Angela Merkel’s visit to Athens was short, lasting just a few hours, and it came late: The Greek debt crisis has been raging for three years now. Prime Minister Antonis Samaras greeted the German chancellor warmly, but quite predictably tens of thousands of Greeks protesting in the streets told her she wasn’t welcome. So why did she come, and what did her visit achieve?
Mrs. Merkel has tied her political fate to the survival of the common currency. “If the euro fails, Europe will fail,” she keeps repeating in every speech she gives about the eurocrisis. With general elections inGermany less than a year away, the chancellor needs some progress in the solution of this crisis, but a Greek sovereign default and subsequent exit from theeurozone would be a huge setback for her.
The problem is this is still a likely scenario. After three years of countless emergency summits, two bailout packages worth €240 billion ($308 billion), and a debt write-off of 75 percent by private creditors as well as heavy cuts in public spending, Greece is still not safe.
“Greece will exit, and Merkel will be proven wrong – I’m willing to bet on it,” says Hans-Werner Sinn, president of the Munich-based Ifo Institute for Economic Research. Mr. Sinn believes that Greece would need financial support for many more years if it were to remain in the common currency – a prospect that German voters and taxpayers would see very critically. “A Greek exit would be better for all.”

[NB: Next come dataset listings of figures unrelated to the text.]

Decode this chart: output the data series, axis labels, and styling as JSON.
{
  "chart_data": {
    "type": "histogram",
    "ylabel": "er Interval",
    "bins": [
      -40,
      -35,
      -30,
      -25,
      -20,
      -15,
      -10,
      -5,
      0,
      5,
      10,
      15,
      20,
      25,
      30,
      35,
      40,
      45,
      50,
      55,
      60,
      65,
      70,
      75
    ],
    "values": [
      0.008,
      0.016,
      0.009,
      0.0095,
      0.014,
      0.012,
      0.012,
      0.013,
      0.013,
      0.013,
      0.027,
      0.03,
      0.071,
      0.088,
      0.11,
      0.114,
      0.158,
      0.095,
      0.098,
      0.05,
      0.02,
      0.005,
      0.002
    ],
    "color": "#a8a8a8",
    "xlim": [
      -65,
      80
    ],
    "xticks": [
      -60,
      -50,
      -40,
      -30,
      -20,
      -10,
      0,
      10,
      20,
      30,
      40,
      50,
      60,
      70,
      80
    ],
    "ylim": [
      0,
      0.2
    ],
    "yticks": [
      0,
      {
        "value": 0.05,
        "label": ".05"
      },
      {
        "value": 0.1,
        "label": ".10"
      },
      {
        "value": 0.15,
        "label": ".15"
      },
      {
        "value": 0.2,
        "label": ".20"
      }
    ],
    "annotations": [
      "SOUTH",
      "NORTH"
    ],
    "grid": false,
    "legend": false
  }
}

The current rescue measures for Greece are scheduled to end in 2014. By 2015, the country is meant to get access to private capital again. But few believe that this can be achieved. “Greece’s sovereign debt is still extremely high,” says Jens Boysen-Hogrefe of the Kiel Institute for the World Economy. “It will be very difficult to borrow fresh money at sustainable interest rates.”
High debt rate
This year the country’s debt rose to 169 percent of GDP, so the country’s liabilities surpassed its economic performance by two thirds. The debt rate is expected to rise to 179 percent in 2013 and decline to 152 percent in 2017, according to the International Monetary Fund (IMF). Economists regard sovereign debts which exceed 120 percent of GDP as unsustainable.
At the same time the Greek economy keeps declining. Within the last four years it shrank by 20 percent, this year a further reduction by 6.5 percent is estimated. Without growth Greece will be unable to reduce its debts, in spite of severe cuts in public spending.
Merkel is widely perceived by Greeks as the main force behind the tough austerity measures the country has been going through in the past few years. Even though Mr. Samaras proclaimed the chancellor’s visit meant an “end to Greece’s international isolation,” it is unlikely she won over any of the protesters, given that she had warm words – “My wish is for Greece to stay in the eurozone” – but no announcements of further financial help for the Greeks.
At home Merkel has just entered the battle for re-election next year. The Social Democrats, her main opposition in Germany’s political landscape, have nominated their candidate for the chancellery, Peer Steinbrück. A former finance minister in Merkel’s first cabinet between 2005 and 2009, Mr. Steinbrück is widely credited with steering the German economy relatively unscathed through the global banking crisis of 2008.
And Merkel faces increasing opposition to her eurozone policy within her own ranks. Alexander Dobrindt, general secretary of the CSU party, part of Merkel’s coalition government, was the latest of her allies to forecast an imminent Greek exit from the eurozone. “There is no other way,” Mr. Dobrindt told popular tabloid newspaper Bild. “Greece will exit in 2013.”
But Merkel fears the ripple effect of such an exit. “As a trained scientist, she knows a thing or two about chain reactions,” says Michael Spreng, blogger and political analyst. “She likes to be in control. And Greece has become an risk factor on her way to re-election.”